Cependant, un défi majeur dans l'accélération du déploiement de la 5G est de trouver de nouveaux business models qui justifieraient et financeraient de tels investissements. À cet égard, la croissance pourrait provenir de services centrés autour de l'Internet des objets (au-delà du calcul et du suivi des ressources), ainsi que de services spécialisés (très faible latence, très haute fiabilité...). La mise en œuvre de services innovants à valeur ajoutée nécessite une compatibilité des règles relatives à la neutralité du net tout en s'assurant que les réseaux peuvent soutenir une demande croissante. Sur le plan réglementaire, il convient de préciser que les opérateurs de télécommunications peuvent proposer des services spécialisés - particulièrement en rapport avec l'Internet des Objets (IdO), comme la télésanté, les villes intelligentes et les véhicules connectés - sur la base de niveaux définis de qualité de service. Les règles doivent offrir aux opérateurs la prévisibilité et limiter la divergence des décisions prises par les Autorités de régulation nationales (ARN) respectives. La loi doit être neutre sur le plan technologique et ne doit pas empêcher les opérateurs de gérer efficacement leurs réseaux, indépendamment des technologies qu'ils utilisent.
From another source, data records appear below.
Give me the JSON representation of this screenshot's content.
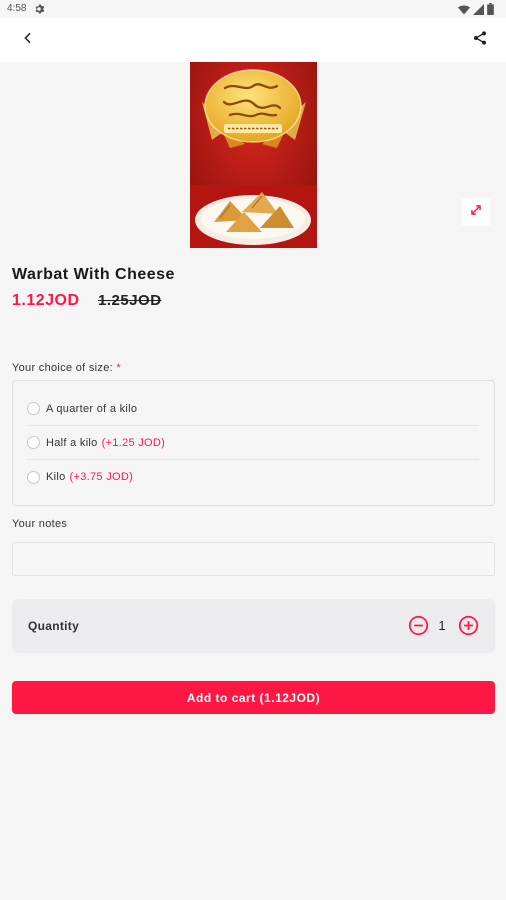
{
  "status_bar": {
    "time": "4:58"
  },
  "product": {
    "title": "Warbat With Cheese",
    "price": "1.12JOD",
    "old_price": "1.25JOD"
  },
  "size": {
    "label": "Your choice of size:",
    "required_marker": "*",
    "options": [
      {
        "label": "A quarter of a kilo",
        "extra": ""
      },
      {
        "label": "Half a kilo",
        "extra": "(+1.25 JOD)"
      },
      {
        "label": "Kilo",
        "extra": "(+3.75 JOD)"
      }
    ]
  },
  "notes": {
    "label": "Your notes",
    "value": "",
    "placeholder": ""
  },
  "quantity": {
    "label": "Quantity",
    "value": "1"
  },
  "cart": {
    "button_label": "Add to cart (1.12JOD)"
  },
  "colors": {
    "accent": "#ff1744",
    "background": "#f5f5f5"
  }
}
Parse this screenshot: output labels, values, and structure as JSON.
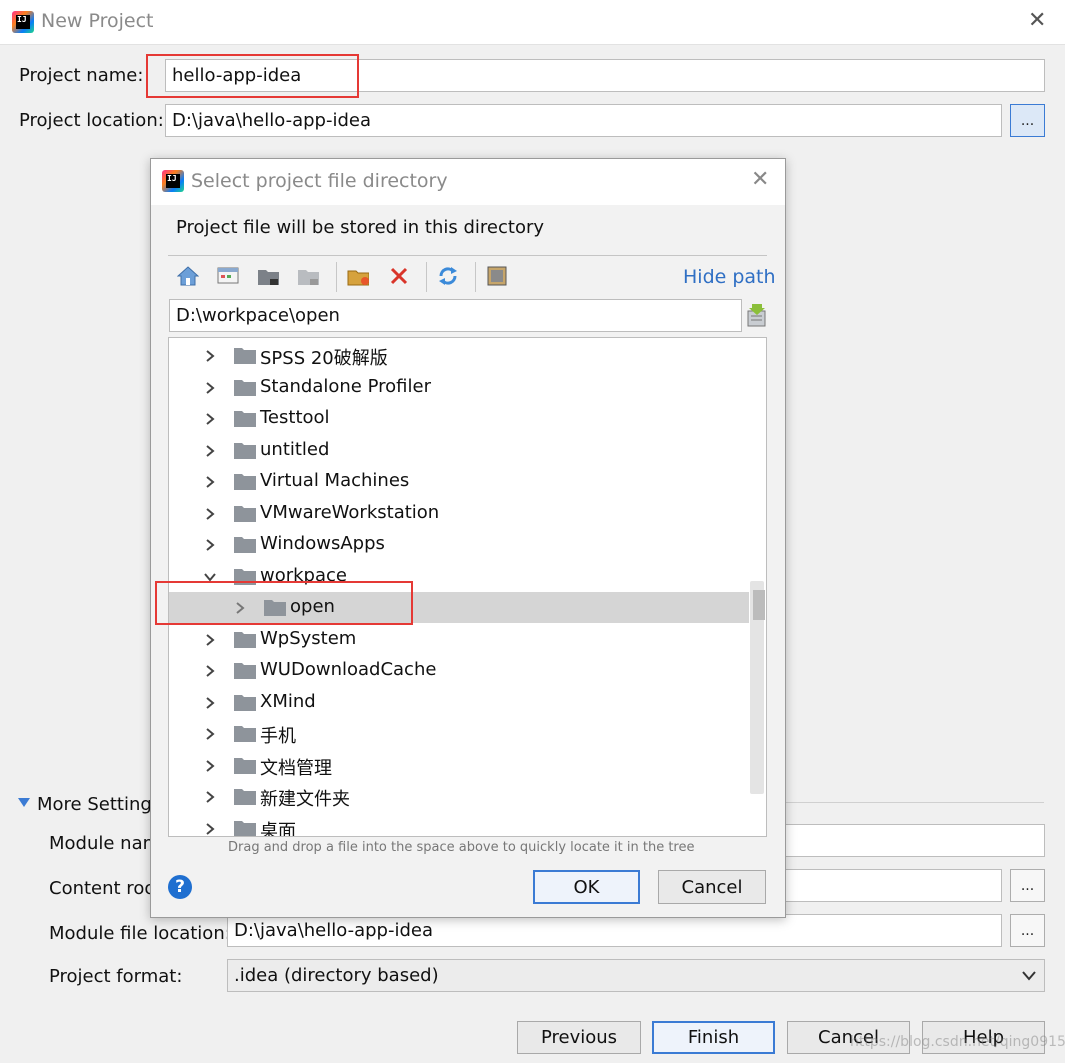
{
  "window": {
    "title": "New Project",
    "close_label": "✕"
  },
  "form": {
    "project_name_label": "Project name:",
    "project_name_value": "hello-app-idea",
    "project_location_label": "Project location:",
    "project_location_value": "D:\\java\\hello-app-idea",
    "browse_label": "...",
    "more_settings_label": "More Settings",
    "module_name_label": "Module nam",
    "content_root_label": "Content roo",
    "module_file_location_label": "Module file location:",
    "module_file_location_value": "D:\\java\\hello-app-idea",
    "project_format_label": "Project format:",
    "project_format_value": ".idea (directory based)"
  },
  "footer": {
    "previous": "Previous",
    "finish": "Finish",
    "cancel": "Cancel",
    "help": "Help",
    "watermark": "https://blog.csdn.net/qing0915"
  },
  "subdialog": {
    "title": "Select project file directory",
    "description": "Project file will be stored in this directory",
    "hide_path": "Hide path",
    "path_value": "D:\\workpace\\open",
    "hint": "Drag and drop a file into the space above to quickly locate it in the tree",
    "ok": "OK",
    "cancel": "Cancel",
    "help_glyph": "?",
    "tree": [
      {
        "name": "SPSS 20破解版",
        "expanded": false,
        "indent": 0
      },
      {
        "name": "Standalone Profiler",
        "expanded": false,
        "indent": 0
      },
      {
        "name": "Testtool",
        "expanded": false,
        "indent": 0
      },
      {
        "name": "untitled",
        "expanded": false,
        "indent": 0
      },
      {
        "name": "Virtual Machines",
        "expanded": false,
        "indent": 0
      },
      {
        "name": "VMwareWorkstation",
        "expanded": false,
        "indent": 0
      },
      {
        "name": "WindowsApps",
        "expanded": false,
        "indent": 0
      },
      {
        "name": "workpace",
        "expanded": true,
        "indent": 0
      },
      {
        "name": "open",
        "expanded": false,
        "indent": 1,
        "selected": true
      },
      {
        "name": "WpSystem",
        "expanded": false,
        "indent": 0
      },
      {
        "name": "WUDownloadCache",
        "expanded": false,
        "indent": 0
      },
      {
        "name": "XMind",
        "expanded": false,
        "indent": 0
      },
      {
        "name": "手机",
        "expanded": false,
        "indent": 0
      },
      {
        "name": "文档管理",
        "expanded": false,
        "indent": 0
      },
      {
        "name": "新建文件夹",
        "expanded": false,
        "indent": 0
      },
      {
        "name": "桌面",
        "expanded": false,
        "indent": 0
      }
    ]
  },
  "colors": {
    "accent": "#3b7bd4",
    "highlight_box": "#e53935",
    "selected_row": "#d5d5d5",
    "link": "#2f6fc4"
  }
}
Les opérateurs devront être libres de proposer des fonctions de réseaux dédiées aux différents secteurs verticaux sur la base de technologies innovantes comme le Software Defined Networking (SDN) ou la Network Functions Virtualization (NFV) afin d'atteindre la performance, l'évolutivité et l'agilité opérationnelle requises. De plus, les opérateurs devront être libres de combiner les technologies 5G, 4G, 3G et 2G afin de servir les clients de façon optimale, sans contrainte artificielle imposée sur la technologie 5G.

5G : de la normalisation au déploiement

Orange est engagé dans le déploiement de réseaux 5G au moyen d’équipements interopérables et normalisés. En accord avec les actuelles feuilles de route relatives à la normalisation, les premiers déploiements commerciaux de la 5G pourraient commencer en 2020 suite aux premières expérimentations terrains qui seront réalisées dans la période 2018-2019.

Orange a déjà dédié des ressources importantes au développement de la 5G dans les organismes de normalisation pertinents (tels que 3GPP, ETSI, NGMN) afin de s'assurer que les normes 5G garantissent l'interopérabilité et favorisent les économies d'échelle. De plus, Orange a initié des collaborations avec des secteurs industriels tels que l'automobile, la santé et l’énergie, étape essentielle pour répondre à leurs besoins et stimuler l'intégration de la 5G dans la société et l’économie.

Dans ce contexte, les initiatives prises par la Commission européenne pour promouvoir et faire de la 5G un domaine de normalisation prioritaire pour l'Europe, et pour faciliter l'intégration des industries verticales dans les discussions autour de la 5G, sont les bienvenues.